Does the concept of a halo or aura around a person appear in Judaism?
The answer is yes. In Jewish mystical sources the Hebrew terms are “hila” (emanation of light) and “ohr hamakif” (surrounding/enveloping light). It’s very interesting, in fact, that the terms for these concepts are nearly identical to the ancient Hebrew words. Halo is as in the verse “Hilo [His light] aley roshi [is upon my head]” (Job 29:3); and aura is as in the word “ora” which also means light.
The fact that we find illustrations of light surrounding the heads of holy people from different cultures seems to indicate that this is a universal phenomenon that reflects the spiritual elevation of a person and can be perceived by others. The depiction and description of aura is similar to this, although in a more varied and individual way.
However, Judaism offers the earliest and most intense description of the “hila” in the Torah’s depiction of Moshe when he came down from Mount Sinai (Exodus 34:29). His face literally beamed rays of light [not horns! – an unfortunate myth based on the Septuagint’s mistranslation of the word “karan” (radiated) as “keren” (horn)] — which were so intense and palpable that the people were blinded by the light and could only look at Moshe after he veiled his face. His “hila” was so brilliant that it could be perceived by all but viewed by none.
Similarly, ancient Jewish sources describe the pure, holy and elevated plane of a fetus in its mother’s womb as G-d lighting a candle over its head while an angel teaches the baby the entire Torah. In this very spiritual state, while the soul is still greatly aglow with the light of the upper realms before becoming occluded by the material of this world, the fetus is literally a little bundle of light as its head is surrounded by the “hila” of the Divine Presence.

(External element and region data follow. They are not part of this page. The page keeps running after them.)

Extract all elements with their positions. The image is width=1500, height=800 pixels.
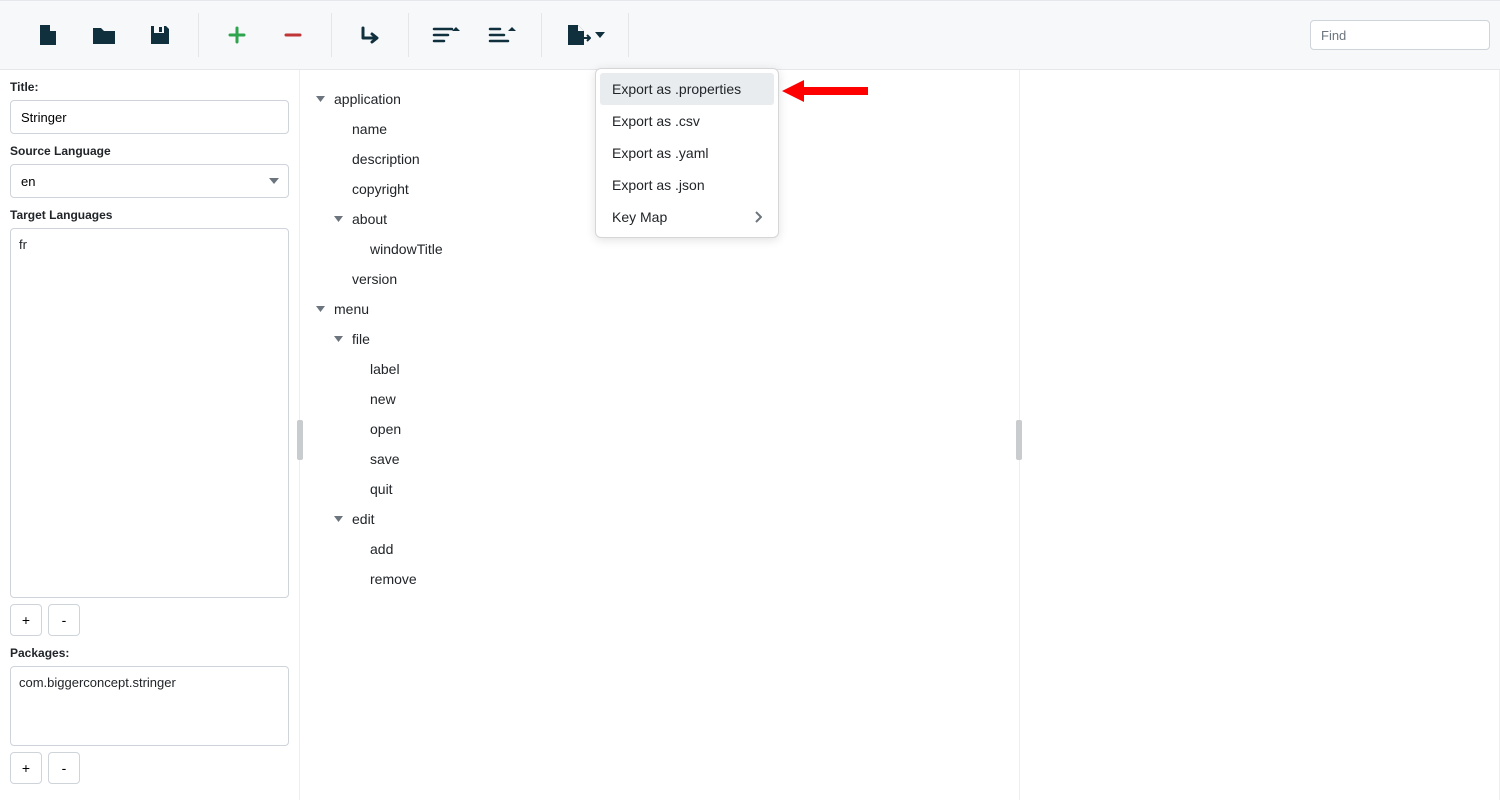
indent-arrow-icon xyxy=(358,24,382,46)
sort-asc-icon xyxy=(488,25,518,45)
export-file-icon xyxy=(565,23,591,47)
tree-item[interactable]: remove xyxy=(310,564,1009,594)
caret-down-icon[interactable] xyxy=(334,216,346,222)
add-package-button[interactable]: + xyxy=(10,752,42,784)
menu-item-label: Export as .csv xyxy=(612,113,700,129)
new-file-icon xyxy=(37,23,59,47)
editor-panel xyxy=(1020,70,1500,800)
toolbar xyxy=(0,0,1500,70)
menu-item-label: Export as .yaml xyxy=(612,145,708,161)
menu-item-label: Key Map xyxy=(612,209,667,225)
new-file-button[interactable] xyxy=(28,15,68,55)
menu-item[interactable]: Export as .csv xyxy=(600,105,774,137)
tree-item-label: windowTitle xyxy=(370,241,443,257)
plus-icon xyxy=(227,25,247,45)
menu-item[interactable]: Export as .json xyxy=(600,169,774,201)
sort-asc-button[interactable] xyxy=(483,15,523,55)
annotation-arrow xyxy=(782,78,868,104)
tree-item[interactable]: label xyxy=(310,354,1009,384)
tree-item[interactable]: menu xyxy=(310,294,1009,324)
resize-handle-right[interactable] xyxy=(1016,420,1022,460)
title-label: Title: xyxy=(10,80,289,94)
sort-desc-button[interactable] xyxy=(427,15,467,55)
packages-label: Packages: xyxy=(10,646,289,660)
list-item[interactable]: com.biggerconcept.stringer xyxy=(19,675,280,690)
add-language-button[interactable]: + xyxy=(10,604,42,636)
menu-item[interactable]: Key Map xyxy=(600,201,774,233)
target-languages-list[interactable]: fr xyxy=(10,228,289,598)
tree-item-label: file xyxy=(352,331,370,347)
chevron-right-icon xyxy=(755,211,762,223)
export-button[interactable] xyxy=(560,15,610,55)
tree-item-label: menu xyxy=(334,301,369,317)
remove-language-button[interactable]: - xyxy=(48,604,80,636)
tree-item-label: open xyxy=(370,421,401,437)
folder-icon xyxy=(91,24,117,46)
menu-item[interactable]: Export as .yaml xyxy=(600,137,774,169)
tree-item-label: label xyxy=(370,361,400,377)
caret-down-icon xyxy=(595,32,605,38)
save-button[interactable] xyxy=(140,15,180,55)
tree-item-label: about xyxy=(352,211,387,227)
tree-item-label: version xyxy=(352,271,397,287)
tree-item[interactable]: version xyxy=(310,264,1009,294)
tree-item[interactable]: new xyxy=(310,384,1009,414)
export-dropdown: Export as .properties Export as .csv Expor… xyxy=(595,68,779,238)
tree-item-label: name xyxy=(352,121,387,137)
sort-desc-icon xyxy=(432,25,462,45)
tree-item[interactable]: quit xyxy=(310,474,1009,504)
open-folder-button[interactable] xyxy=(84,15,124,55)
save-icon xyxy=(148,23,172,47)
remove-button[interactable] xyxy=(273,15,313,55)
caret-down-icon[interactable] xyxy=(316,306,328,312)
sidebar: Title: Source Language en Target Languag… xyxy=(0,70,300,800)
title-input[interactable] xyxy=(10,100,289,134)
menu-item-label: Export as .json xyxy=(612,177,705,193)
caret-down-icon[interactable] xyxy=(334,336,346,342)
tree-item[interactable]: add xyxy=(310,534,1009,564)
tree-item-label: remove xyxy=(370,571,417,587)
caret-down-icon[interactable] xyxy=(334,516,346,522)
tree-item-label: copyright xyxy=(352,181,409,197)
tree-item[interactable]: save xyxy=(310,444,1009,474)
target-languages-label: Target Languages xyxy=(10,208,289,222)
list-item[interactable]: fr xyxy=(19,237,280,252)
tree-item-label: description xyxy=(352,151,420,167)
indent-button[interactable] xyxy=(350,15,390,55)
source-language-select[interactable]: en xyxy=(10,164,289,198)
resize-handle-left[interactable] xyxy=(297,420,303,460)
tree-item[interactable]: open xyxy=(310,414,1009,444)
tree-item-label: edit xyxy=(352,511,375,527)
tree-item[interactable]: file xyxy=(310,324,1009,354)
tree-item-label: application xyxy=(334,91,401,107)
packages-list[interactable]: com.biggerconcept.stringer xyxy=(10,666,289,746)
tree-item[interactable]: edit xyxy=(310,504,1009,534)
find-input[interactable] xyxy=(1310,20,1490,50)
menu-item[interactable]: Export as .properties xyxy=(600,73,774,105)
minus-icon xyxy=(283,25,303,45)
caret-down-icon[interactable] xyxy=(316,96,328,102)
tree-item-label: new xyxy=(370,391,396,407)
tree-item-label: save xyxy=(370,451,400,467)
tree-item-label: add xyxy=(370,541,393,557)
menu-item-label: Export as .properties xyxy=(612,81,741,97)
source-language-label: Source Language xyxy=(10,144,289,158)
find-box xyxy=(1310,20,1490,50)
tree-item[interactable]: windowTitle xyxy=(310,234,1009,264)
add-button[interactable] xyxy=(217,15,257,55)
tree-item-label: quit xyxy=(370,481,393,497)
remove-package-button[interactable]: - xyxy=(48,752,80,784)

Many of the Jewish kabalistic texts are replete with references and discussions of the “hila” and the “ohr hamakif”. They deal with the properties and intensity of spiritual light/energy and their colors, their causes and their differences and variations between different people. In general, the intensity and color of a person’s “hila” and “ohr hamakif” are functions of his connection to G-d through the Torah and the mitzvot. An example of this is found in Rabbi Chaim of Voloshzin’s “Nefesh HaChaim” (Gate 1, ch. 6):
"When a person fulfills all of the mitzvot in perfection, with all of their details in the plane of action, and infuses [this body of mitzvot with a soul of] intense purity and holiness of thought and intention, he rectifies [energizes/harmonizes] all of the upper worlds and realms which in turn reflect back upon him and infuse within all of his creative powers and limbs the elevated holiness of these worlds such that the Glory of G-d hovers around him constantly."
This is the source of the aura of light often perceived around the bodies of the righteous tzaddikim generally, and particularly glowing from their foreheads and faces, and on their hands which are the instruments of thought and deed respectively.